I haven't been there lately but here is a good link for a fishing report. 
http://www.jackslanding.com. Also google Fletchers Floodwaters for a link to Browns North Shore Resort, he also has a report. Good Luck. Let me know how you do!!!!


----------



## 1buckeye (Jul 2, 2008)

Thanks for the info. Dodgeboy. I will let you know how we do.


----------



## mjgood (Nov 20, 2007)

We were up there a week ago and did great. Lots of limit gills good size. Use #5 mepps to catch big pike, bass and bowfin (dogfish). I drifted on the last day casting and caught a 26" pike, a 18" LM and a 24" doggie. Find the dam and drop some live bait over if there is fish there. I seen a girl pull out a 24" smallie! What a pig. I will try to send some pictures. Most everyone was casting white inlines but I had best luck on black in yellow in the evening when the wind was blowing 200-300 yards out from brown's landing (west shore). Good luck...


----------



## 1buckeye (Jul 2, 2008)

Thanks for the report. I was up there in May for a weekend. My friends place is right by the dam so I know where it's at. We did pretty good catching crappie on the river side of the dam using minnows. I did see a couple of young girls catch two smallmouth using minnows also. We also used Mepps and did manage some fish. It is really frustrating though, we were snagged on the stumps about every other cast.
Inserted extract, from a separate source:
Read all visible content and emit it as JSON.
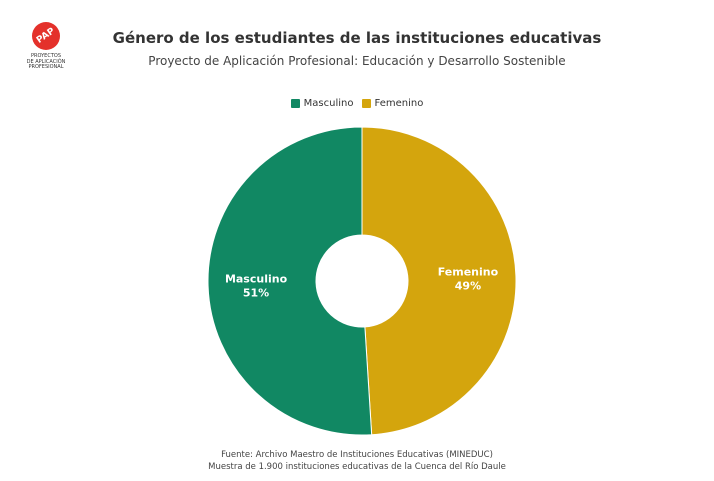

I just picked a few new lures, I''l let you know what works!


----------



## mjgood (Nov 20, 2007)

Oh yea, one more thing. I caught some bass casting a johnson weedless spoon tipped with a curl tail jig. I only used it one time, but had great luck and it is totally weedless. A great lure for a cheap price. I was using the one about 3" long. don't know the size. Good luck...


----------



## Red The Fisherman (Oct 1, 2006)

That lake/pond is awesome. One of my best trips, but I suggest the stream below the dam. Excellent wading and lots of great fishing!


----------



## 1buckeye (Jul 2, 2008)

First of all,thanks for the information. We just got back yesterday and as always had a great trip! Red, I did wade the river and had a blast. I got 10 pike and 4 largemouth. Probably would have kept fishing but my hands were taking a serious beating from the pike.We also fished the lake and did really well the first evening. between four of we caught around 12 pike and 6largemouth. Nothing huge but pretty good fish. The second day we did'nt do nearly as well, a front moved through and really shut the fish down. We only managed 3 bass that day. All in all a great trip. Sorry no pictures.


----------